The hall was a grander one than Aelle’s own, with well carved timbers and a high, thatched roof. Inside was room for his entire crew and more, and even with the prisoners, there was space to spare. Aelle smiled. He would like it here. He sat heavily in a well-carved chair on the dais and cracked his neck with a satisfying pop. “Now, you men have had enough time. Come and swear your oath to me here or you’ll be taken outside and shackled. Derfel, I think we will begin with you.”

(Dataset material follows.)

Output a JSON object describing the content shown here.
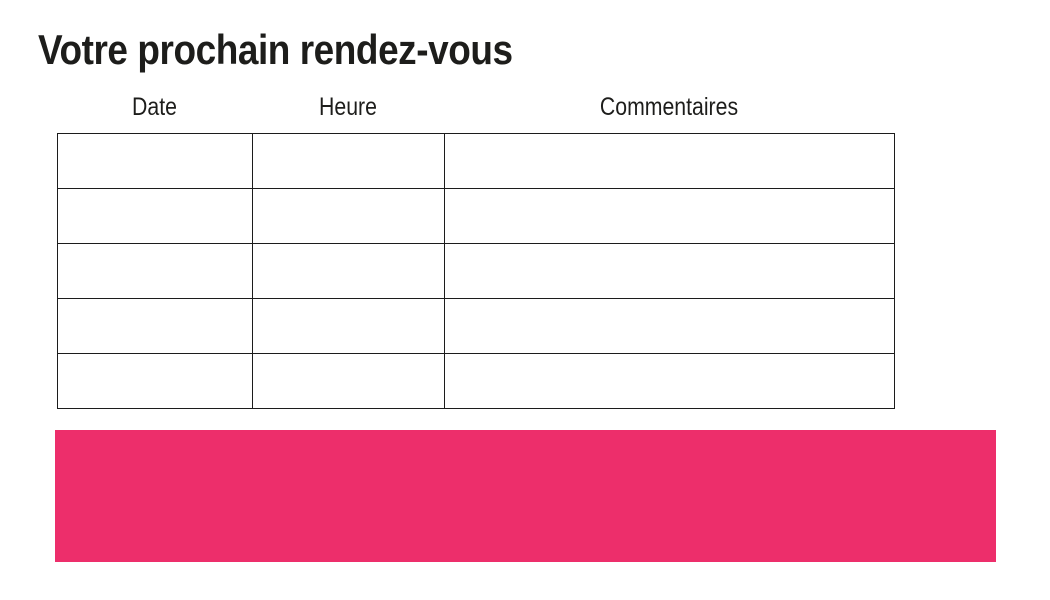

Before the ceremony could begin, Aelle heard a disturbance at the hall’s door. Leofric jostled his way in and up to Aelle’s seat with a woman over his shoulder. Aelle recognized the dress and growled, standing from the chair as Leofric deposited Saria at his feet. “Caught her trying to run off. One of the new lads was trying to swive her, so I split his head and trussed her up. I figured you didn’t want anyone screwing her silly except yourself.”
Aelle could scare contain his anger as he untied Saria’s bonds, but held the belt. “You insolent little bitch,” he said, his face mottled with rage. “I am going to give you a lesson you will never forget… But that will wait. The waiting will make it worse. And one last thing.” He wrenched her precious book from her pouch and threw it to Leofric. “Don’t let that out of your sight.” He glared down at Saria then yanked her roughly to her feet and slapped her across the face. “You have lost the book. And you are lucky I don’t nail you to the door of this hall as a runaway and an example to others. Later, oh later…” He grinned the same sort of vicious smile that came when he fought. “Later you will learn the true price of disobeying. I warned you. Now you will pay whatever price I choose.” He unfastened the brooch that held his cloak and threw the stinking garment to her to hide her nakedness. “Until then, sit here and be pretty. You can still do that, can’t you?” He pushed her roughly into a chair beside his and turned back to the hall, his eyes boring into Derfel.
“As you can see, I am a merciful man. This bitch tried to run after I took her. She still breathes but my mercy is not unending. Choose your fate and if you either turn against your oath or try and escape as a slave, I will flay the skin from your body while you yet live. So. Your choice?"